Lovegrove Mathematicals
"Dedicated to making Likelinesses the entity of prime interest"
Imagine this. A computer program has been written which keeps printing the numbers 1,...,6 at random. By "at random", is meant that every time the program has to print a number it firstly selects an element of S(6) and then uses it as a generating distribution to select one of those numbers for output.
If we wanted to prevent the program outputting the numbers 5 and 6 then we could insert an IF statement immediately before the print instruction. That IF statement might say IF( (I.EQ.5).OR.(I.EQ.6) ) GOTO... where the GOTO simply bypasses the print instruction. So the program would still produce the numbers 5 and 6 internally but not print them out.
Another way to not output 5&6 would be to select from S(4) rather than S(6); that is, not generate 5 and 6 in the first place.
Could anyone tell, by looking at the outputs (now just the numbers 1,...,4) that the program was producing 5&6 internally but not printing them out? That is, that the program was choosing by using S(6) rather than S(4)?

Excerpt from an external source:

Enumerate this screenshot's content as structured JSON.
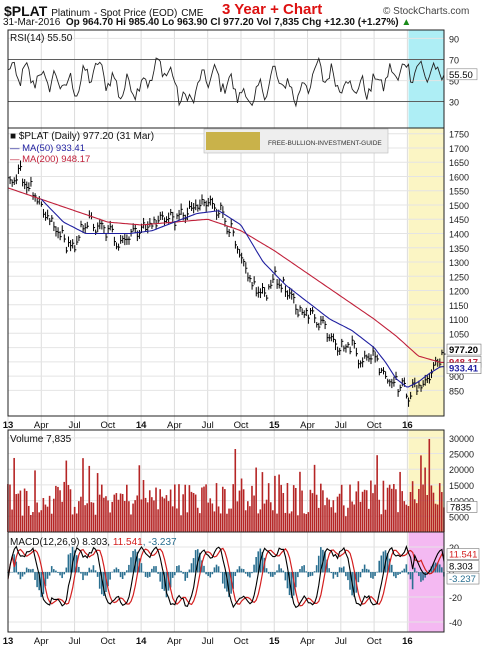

The answer is "No, they couldn't.".
Think in terms of symmetry. Before the IF statement had been introduced, all six numbers were being produced in a symmetrical manner which treated them all in exactly the same way. So the numbers 1,...4, in particular, were being treated symmetrically. The introduction of the IF statement does not not interfere with that symmetry, so the numbers 1,...4, are still being produced in a symmetrical way. Because they are being produced in a symmetrical way and the IF statement does not interfere with their output, they would still be output in a symmetrical way: which is what would have happened if the initial choices had been by using S(4) rather than S(6).
That process -of changing the degree by simply ignoring the unwanted terms- is what I call S(N) reduction: in this case S(4) reduction because the degree is being reduced to 4. It's a perfectly common process which seems intuitive and obvious. It is in everyday use.

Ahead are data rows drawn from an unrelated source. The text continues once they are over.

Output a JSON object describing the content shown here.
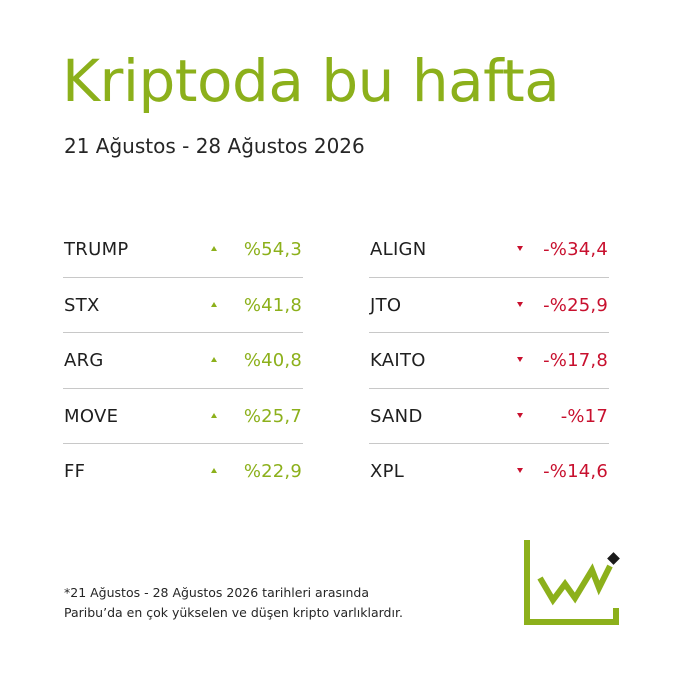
{
  "header": {
    "title": "Kriptoda bu hafta",
    "date_range": "21 Ağustos - 28 Ağustos 2026"
  },
  "gainers": [
    {
      "name": "TRUMP",
      "change": "%54,3"
    },
    {
      "name": "STX",
      "change": "%41,8"
    },
    {
      "name": "ARG",
      "change": "%40,8"
    },
    {
      "name": "MOVE",
      "change": "%25,7"
    },
    {
      "name": "FF",
      "change": "%22,9"
    }
  ],
  "losers": [
    {
      "name": "ALIGN",
      "change": "-%34,4"
    },
    {
      "name": "JTO",
      "change": "-%25,9"
    },
    {
      "name": "KAITO",
      "change": "-%17,8"
    },
    {
      "name": "SAND",
      "change": "-%17"
    },
    {
      "name": "XPL",
      "change": "-%14,6"
    }
  ],
  "footnote": {
    "line1": "*21 Ağustos - 28 Ağustos 2026 tarihleri arasında",
    "line2": "Paribu’da en çok yükselen ve düşen kripto varlıklardır."
  },
  "colors": {
    "accent_green": "#8cb01b",
    "loss_red": "#c8102e",
    "text_dark": "#1f1f1f",
    "divider": "#c8c8c8"
  },
  "icons": {
    "gain_arrow": "triangle-up-icon",
    "loss_arrow": "triangle-down-icon",
    "logo": "trend-chart-logo-icon"
  }
}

Now imagine exactly the same scenario except that the initial choices of the distributions are from R(6) rather than S(6). Could someone now tell that the numbers 5&6 were being generated internally but not being printed out? That is, that the choice is being made from R(6) rather than R(4)?

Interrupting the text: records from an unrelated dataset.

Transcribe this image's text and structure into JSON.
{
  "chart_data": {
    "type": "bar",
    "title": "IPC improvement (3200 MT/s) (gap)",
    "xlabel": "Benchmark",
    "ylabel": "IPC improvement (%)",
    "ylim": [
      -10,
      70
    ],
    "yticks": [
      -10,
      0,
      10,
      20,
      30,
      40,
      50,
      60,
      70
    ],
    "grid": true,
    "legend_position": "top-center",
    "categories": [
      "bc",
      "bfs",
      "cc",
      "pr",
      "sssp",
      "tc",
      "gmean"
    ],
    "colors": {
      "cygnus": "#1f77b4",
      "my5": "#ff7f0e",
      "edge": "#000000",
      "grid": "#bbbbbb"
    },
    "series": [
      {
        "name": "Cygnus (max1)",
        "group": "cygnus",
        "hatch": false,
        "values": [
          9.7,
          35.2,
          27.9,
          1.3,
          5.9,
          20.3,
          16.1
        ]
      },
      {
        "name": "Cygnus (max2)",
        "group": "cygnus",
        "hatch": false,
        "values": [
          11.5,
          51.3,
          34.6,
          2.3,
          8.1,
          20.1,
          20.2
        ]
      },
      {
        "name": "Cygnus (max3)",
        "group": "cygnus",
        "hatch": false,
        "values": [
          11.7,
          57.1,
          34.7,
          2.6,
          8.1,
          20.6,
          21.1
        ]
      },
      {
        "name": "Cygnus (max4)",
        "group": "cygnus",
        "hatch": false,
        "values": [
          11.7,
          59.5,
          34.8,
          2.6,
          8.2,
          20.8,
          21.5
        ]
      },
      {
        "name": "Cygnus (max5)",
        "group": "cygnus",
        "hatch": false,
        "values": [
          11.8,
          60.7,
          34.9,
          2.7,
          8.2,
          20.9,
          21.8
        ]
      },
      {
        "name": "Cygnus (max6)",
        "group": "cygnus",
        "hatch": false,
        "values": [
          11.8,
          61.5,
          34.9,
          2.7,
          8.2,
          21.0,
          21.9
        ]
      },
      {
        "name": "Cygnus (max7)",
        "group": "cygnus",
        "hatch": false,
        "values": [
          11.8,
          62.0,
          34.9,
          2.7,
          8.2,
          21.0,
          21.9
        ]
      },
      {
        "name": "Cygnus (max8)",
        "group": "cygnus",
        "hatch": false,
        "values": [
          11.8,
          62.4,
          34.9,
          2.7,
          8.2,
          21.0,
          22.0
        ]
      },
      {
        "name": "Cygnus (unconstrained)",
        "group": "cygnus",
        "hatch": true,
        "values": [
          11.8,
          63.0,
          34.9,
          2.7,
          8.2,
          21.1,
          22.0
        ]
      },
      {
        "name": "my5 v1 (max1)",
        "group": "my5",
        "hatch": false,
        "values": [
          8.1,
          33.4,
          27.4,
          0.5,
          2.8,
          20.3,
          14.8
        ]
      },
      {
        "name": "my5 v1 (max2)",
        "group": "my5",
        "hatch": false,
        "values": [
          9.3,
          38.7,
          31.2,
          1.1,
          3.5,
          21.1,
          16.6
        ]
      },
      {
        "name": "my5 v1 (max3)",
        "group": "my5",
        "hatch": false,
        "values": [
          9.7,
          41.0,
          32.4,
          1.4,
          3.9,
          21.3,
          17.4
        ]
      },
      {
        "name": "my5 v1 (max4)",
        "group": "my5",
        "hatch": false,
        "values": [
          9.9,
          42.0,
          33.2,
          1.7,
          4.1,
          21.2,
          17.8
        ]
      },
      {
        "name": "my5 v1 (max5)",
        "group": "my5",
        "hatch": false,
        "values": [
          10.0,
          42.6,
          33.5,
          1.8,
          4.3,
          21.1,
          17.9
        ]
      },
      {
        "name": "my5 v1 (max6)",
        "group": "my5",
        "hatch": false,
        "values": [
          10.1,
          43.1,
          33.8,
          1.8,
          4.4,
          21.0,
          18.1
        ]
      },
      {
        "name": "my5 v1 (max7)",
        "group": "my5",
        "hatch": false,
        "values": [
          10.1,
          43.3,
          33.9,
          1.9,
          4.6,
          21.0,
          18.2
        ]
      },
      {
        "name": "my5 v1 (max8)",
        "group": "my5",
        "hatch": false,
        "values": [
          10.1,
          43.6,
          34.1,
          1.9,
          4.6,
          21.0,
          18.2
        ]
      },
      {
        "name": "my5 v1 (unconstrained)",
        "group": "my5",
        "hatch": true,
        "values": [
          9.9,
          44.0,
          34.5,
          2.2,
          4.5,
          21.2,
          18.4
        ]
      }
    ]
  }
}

The answer is "Yes, they could.".
The continual re-selection from initially S(6) but now R(6) is an averaging process, so look at what happens to the likelinesses.
This figure compares likelinesses over R(4) with those over the S(4) reductions of
R(6); they are not the same.
What's gone wrong is that we've applied S(4) reduction at the wrong stage. The
selection of an element of R(N) starts by selecting an element of S(N) and then
applying a linear bijection (see
the algorithms) . We have applied the S(4) reduction after the linear bijection: we should have applied it before, when we had just chosen the element of S(6); if we had done that, then everything would have
worked out properly.
Fortunately, if we work through the algebra then it turns out that we don't have to start messing around with linear bijections; there's a much easier way.
If we want to reduce the degree from 6 to 4, then -having selected an r from R(6)- all we have to do is subtract r(5) from each of r(1),...,r(4) and then renormalise by dividing each of them by their sum.That's R(M) reduction. For more details, see Ranked Distributions on Finite Domains.
The really important thing is that we do not have to know what the original degree was. We do not even need to know what the rest of r was, beyond r(5). For example:
| i | 1 | 2 | 3 | 4 | 5 | 6 | 7 | ... |
| r(i) | 0.189 | 0.170 | 0.132 | 0.113 | 0.066 | ... | ... | |
| r(i)-r(5) | 0.123 | 0.104 | 0.066 | 0.047 | ||||
| R(4) reduction | 0.361 | 0.306 | 0.194 | 0.139 |
If we repeat the above Figure, but using R(4) reduction rather than S(4) reduction, we get this.
The two sets of figures coincide, so it would not be possible to tell them apart. This demonstrates that R(4) reduction can be used to generate elements of R(4) from higher-degree ranked distributions in a non-biased way.